Un governo del presidente?
«Per
forza: una convergenza di tanti partiti diversi attorno a obiettivi
molto limitati. E noi, che siamo una forza radicata nei valori
democratici della Costituzione della solidarietà, dell’uguaglianza, del
lavoro, daremo il nostro contributo, ponendo discriminanti di carattere
programmatico per noi irrinunciabili».
Quali?
«Ci sono
enormi istanze sociali non rappresentate. Sono cresciute le
disuguaglianze, i frutti della ripresa vanno a pochi. La tragedia di
Milano ci ricorda il tema drammatico della tutela della sicurezza dei
lavoratori.

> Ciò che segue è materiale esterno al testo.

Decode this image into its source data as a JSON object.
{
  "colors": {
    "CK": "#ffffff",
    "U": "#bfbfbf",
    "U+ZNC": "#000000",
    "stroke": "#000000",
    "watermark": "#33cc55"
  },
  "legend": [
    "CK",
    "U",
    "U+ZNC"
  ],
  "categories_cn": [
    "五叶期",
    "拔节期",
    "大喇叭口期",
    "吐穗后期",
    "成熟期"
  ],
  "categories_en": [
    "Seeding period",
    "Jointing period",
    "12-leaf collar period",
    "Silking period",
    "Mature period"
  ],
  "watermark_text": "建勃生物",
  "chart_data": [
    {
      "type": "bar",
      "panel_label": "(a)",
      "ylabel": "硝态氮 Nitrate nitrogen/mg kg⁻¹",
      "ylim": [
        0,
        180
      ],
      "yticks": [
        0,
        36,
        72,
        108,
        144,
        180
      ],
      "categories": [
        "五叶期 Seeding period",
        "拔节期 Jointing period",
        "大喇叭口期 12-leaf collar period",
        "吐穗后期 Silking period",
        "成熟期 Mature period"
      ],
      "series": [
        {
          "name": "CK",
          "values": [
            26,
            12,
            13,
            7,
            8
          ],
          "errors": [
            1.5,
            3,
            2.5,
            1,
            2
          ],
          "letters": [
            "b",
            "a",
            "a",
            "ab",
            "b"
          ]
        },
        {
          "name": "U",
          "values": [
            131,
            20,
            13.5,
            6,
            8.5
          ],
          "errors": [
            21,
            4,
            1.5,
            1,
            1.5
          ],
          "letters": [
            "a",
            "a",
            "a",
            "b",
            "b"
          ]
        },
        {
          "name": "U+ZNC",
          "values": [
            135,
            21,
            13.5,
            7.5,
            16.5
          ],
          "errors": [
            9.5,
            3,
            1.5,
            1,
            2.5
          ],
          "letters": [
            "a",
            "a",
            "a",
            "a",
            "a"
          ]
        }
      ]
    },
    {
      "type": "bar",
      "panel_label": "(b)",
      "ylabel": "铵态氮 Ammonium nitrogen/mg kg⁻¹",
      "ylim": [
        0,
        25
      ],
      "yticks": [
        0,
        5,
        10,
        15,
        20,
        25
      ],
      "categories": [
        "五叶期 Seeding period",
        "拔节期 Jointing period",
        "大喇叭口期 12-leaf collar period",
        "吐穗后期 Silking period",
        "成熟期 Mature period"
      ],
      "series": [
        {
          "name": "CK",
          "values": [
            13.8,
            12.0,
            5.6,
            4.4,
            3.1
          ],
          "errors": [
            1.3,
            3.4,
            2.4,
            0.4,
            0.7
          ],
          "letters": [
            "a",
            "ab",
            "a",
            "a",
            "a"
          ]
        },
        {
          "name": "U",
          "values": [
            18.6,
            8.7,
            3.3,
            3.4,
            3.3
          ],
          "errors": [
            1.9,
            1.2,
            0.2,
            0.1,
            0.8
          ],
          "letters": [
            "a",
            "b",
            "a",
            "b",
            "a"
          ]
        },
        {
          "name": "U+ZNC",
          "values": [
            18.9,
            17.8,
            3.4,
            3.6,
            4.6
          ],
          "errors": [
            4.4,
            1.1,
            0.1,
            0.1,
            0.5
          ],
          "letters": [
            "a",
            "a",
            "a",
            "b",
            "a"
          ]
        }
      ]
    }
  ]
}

Le scelte del governo Renzi volte a ridurre la forza
contrattuale dei lavoratori li hanno indeboliti anche su questo fronte.
Per un lavoratore che può essere licenziato senza giusta causa è più
difficile alzare la voce per difendersi».
Il Jobs act è pensato anche per ridurre la precarietà.
«E ha fallito. Ha creato lavoro precario e sottopagato. Serve un nuovo Statuto dei diritti dei lavoratori».
Lei
nel Salento, Bassolino a Napoli, Bersani in Emilia, Errani in Romagna,
Zanonato a Padova: siete un partito di anziani notabili?
«Vedremo
chi sarà candidato. Che ci siano alcune personalità storiche della
sinistra mi pare opportuno. Nel Pd non c’è la meglio gioventù, anche il
mio amico Fassino ha la sua storia. La grande maggioranza dei nostri
candidati saranno giovani o comunque nuovi alla politica. Né Grasso, né
la Boldrini sono esempi della politica tradizionale. Come non lo sono
l’ex presidente di Legambiente Rossella Muroni, il medico di Lampedusa
Pietro Bartolo, la promotrice dei Comitati del No Anna Falcone. A Foggia
candidiamo una direttrice d’orchestra».
A Genova c’è Cofferati, con cui in passato lei ha molto discusso.
«Ho
sempre avuto rispetto per lui. Nella storia del movimento operaio
italiano Sergio Cofferati ha lasciato un’impronta più marcata di
Bonifazi o Lotti; con cui non saprei di cosa discutere».
Che leader è Grasso?
«È
se stesso: una persona seria. Certo è più difficile conquistare la
scena, se uno non partecipa a questa grottesca gara a chi la spara più
grossa, cui sono impegnati a pari titolo il grande maestro Berlusconi e
il suo giovane allievo Renzi. Tra poco li sentiremo promettere come
Lucio Dalla che sarà tre volte Natale. Ma se il Paese ha bisogno di
onestà, di legalità e di giustizia sociale, questi valori Grasso non li
dichiara, li incarna; e questo fa di lui un leader».
Quanto prendete allora?
«Non
mettiamo limiti alla divina provvidenza. Credo poco ai sondaggi che si
fanno senza candidati, soprattutto nel Sud. Una forza politica deve
muoversi con ambizione. Fin dall’inizio ho detto che l’obiettivo è
arrivare a due cifre. Se si parte con pochi candidati sicuri di vincere e
molti sicuri di perdere, si demotivano gli uni e gli altri. Servono
tanti candidati incerti, pronti a battersi. Io sarò uno di loro».